The Heisler Institute
Many of the leading characters in The Mystery of Things are students or faculty of the Heisler Institute for the Study of Western Civilization on Milwaukee’s east side overlooking Lake Michigan. An institute for graduate studies in the Liberal Arts with an emphasis on Western history, literature and culture, the Institute is, of course, fictional, but its inspiration has roots in the numerous privately-funded and founded Catholic colleges and universities that have sprung up since Vatican II—institutions such as Christendom College, Thomas Aquinas College and Ave Maria University. Seen by supporters as more orthodox alternatives to older Catholic institutions of higher learning that have been led down a primrose path of secularism, and by opponents as bastions of reaction, the new institutions have often proved loci of controversy, both at the local and ecclesial level.
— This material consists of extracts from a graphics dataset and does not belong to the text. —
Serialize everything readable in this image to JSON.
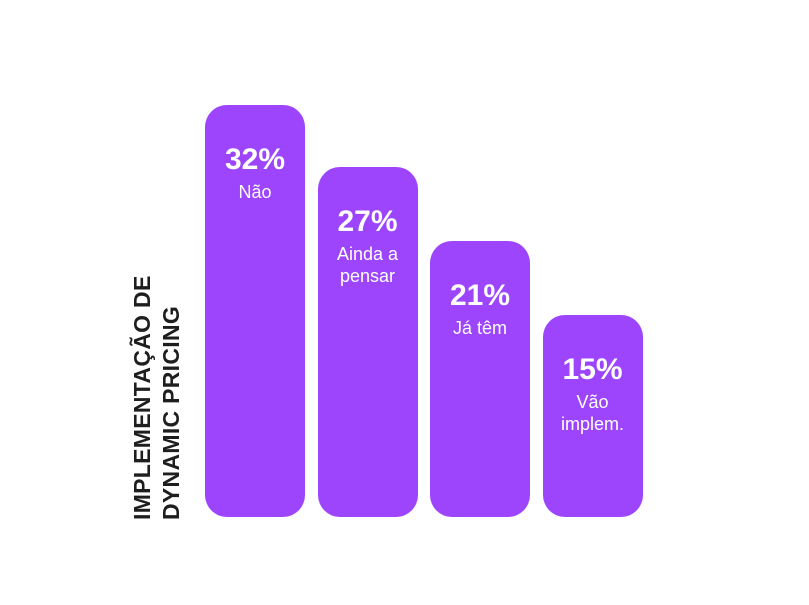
{
  "chart_data": {
    "type": "bar",
    "title": "IMPLEMENTAÇÃO DE DYNAMIC PRICING",
    "categories": [
      "Não",
      "Ainda a pensar",
      "Já têm",
      "Vão implem."
    ],
    "values": [
      32,
      27,
      21,
      15
    ],
    "value_labels": [
      "32%",
      "27%",
      "21%",
      "15%"
    ],
    "color": "#9c45fd"
  }
}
And so it is in the novel with the Heisler Institute.
Here’s an excerpt from Chapter One from the perspective of the protagonist, James Iregon, a doctoral candidate in Shakespeare Studies:
At the top of the bluff the path opened out near the Water Tower, a city landmark in Victorian Gothic. Beyond that, rising higher still with adolescent hubris in Cream City brick and blue-green glass, stood the newly completed Heisler Institute for the Study of Western Civilization.
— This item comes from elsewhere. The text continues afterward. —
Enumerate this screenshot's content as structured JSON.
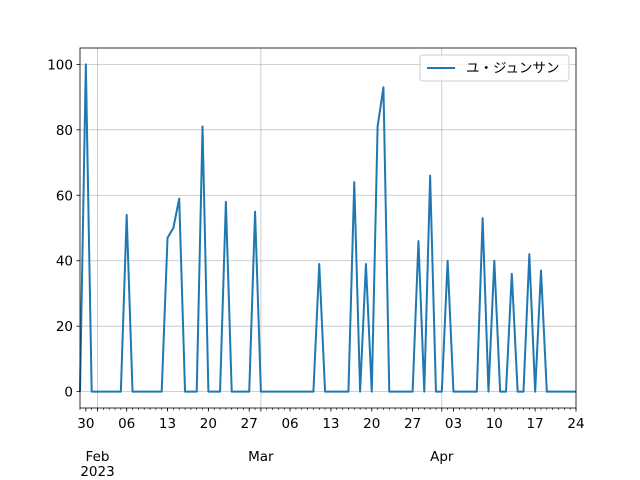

According to its own glossy brochure, the Heisler Institute was a place of advanced study dedicated to the principle that Art and Idea shape the structure of our world. Or perhaps more accurately, James thought, given the pugilistic temperament of its patron, “Mad” Max Heisler, a gauntlet thrown in the face of godless postmodernism.
Pushing through the Institute’s mahogany doors, James entered the Institute’s diamond-shaped atrium. Open to the full height of the tower’s seven stories, the atrium’s overhanging galleries met a sharply pitched roof of turquoise glass. The tower’s eastern window jutted out over the lake like the prow of a ship, flooding the atrium’s white marble floor in muted, swimming light. Tiny human figures passed to and fro high above on the upper galleries, like pilgrims making their haphazard way to some empyrean blue-green heaven. The nautical motifs notwithstanding, skeptical members of the local media had already dubbed the place “St. Max’s Cathedral.”
“‘Mad’ Max Heisler,” read one Milwaukee Journal Sentinel editorial, “great Lakes Bank CEO and the wealthiest and most controversial businessman in town, has built his museum of antiquated ideals, his cenotaph for Dead White European Males, the way medieval kings built chantries and cathedrals—in atonement for their sins.” In some circles the place was known as “Heisler’s Folly.”
Debra Murphy’s inspiration for the Heisler Institute building itself is the Beckman Institute for Advanced Science and Technology at the University of Illinois in Urbana-Champaign, Debra’s alma mater and hometown. (For shots of the Beckman Insitute’s atrium, designed by architect click here, here and here. Debra’s imagined a diamond shaped atrium rather than a rectangular one, and surrounded by galleries, rather than galleries just on one end, but you get the idea.) Designed by the architectural firm of Smith, Hinchman & Grylls, the Beckman Institute building was funded (much like tMoT’s fictional Heisler Insitute) by the generous $40M donation of Arnold and Mabel Beckman.